Commenting on the figures, child psychiatrist Dr Brendan Doody said there is still a way to travel to build up services for these young people and there is a need for sustained investment in staff and other services.

He said, however, that once a child is referred to a psychiatrist each case is assessed and the most urgent young people are seen as quickly as possible.

“All referrals are assessed by the team. Not everyone automatically joins the waiting list. A decision is made on the urgency at which they are seen.

“A child who presents with deliberate self harm could be seen that day.


“If a child has a serious eating disorder or is psychotic he will be seen. Children with less severe presentations are put on a waiting list. The concern is that their problem might become more pronounced while on the list.”

He pointed out that the age at which adolescents were to be seen in their own service was raised from 16 to 18 under new legislation. Previously the cut off point for admission to adult services was 16 years of age.

It has been estimated that this almost doubles the cost of service because you need more beds and the number of admissions in 16 to 18 year olds is higher because of the onset of serious conditions like schizophrenia . In the reply to Mr Stanton, the HSE said that its service plan for 2008 includes proposals to add another eight child and adolescent mental health teams to the service.

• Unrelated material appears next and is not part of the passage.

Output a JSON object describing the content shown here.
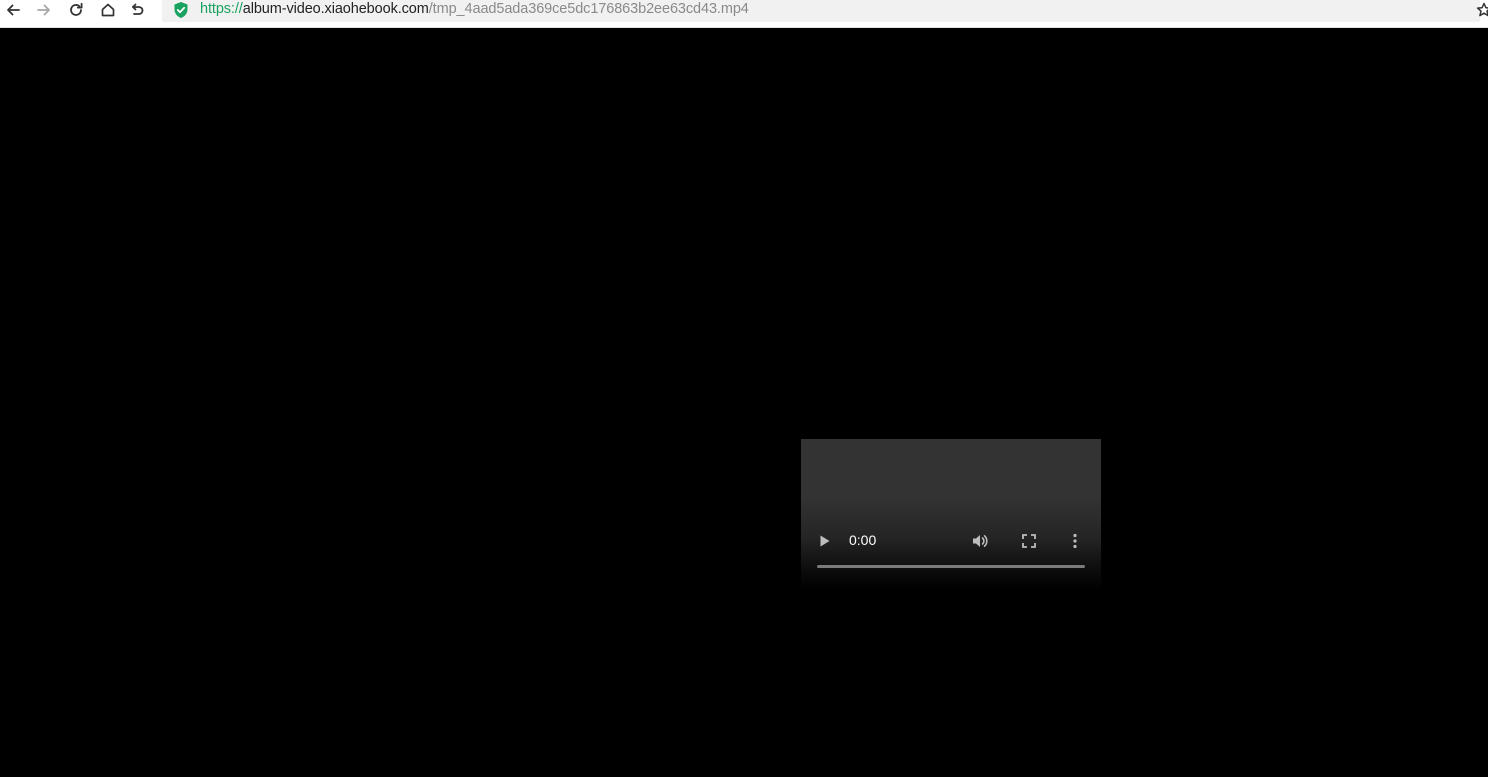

It also plans to open up another 18 specialist child and adolescent beds in Dublin, Galway and Cork bringing the total to 30.

Construction is also to begin on two 20-bedded acute units in Cork and Galway and these are expected to be completed next year. It has also advertised for 12 child and adolescent psychiatrists to be hired under the terms of the new consultants’ contract. Incentives are also to be introduced to try to get teams to reduce their existing waiting lists.

Mr Stanton warned, however, that too many young people are still having to be admitted to adult psychiatric hospitals and units.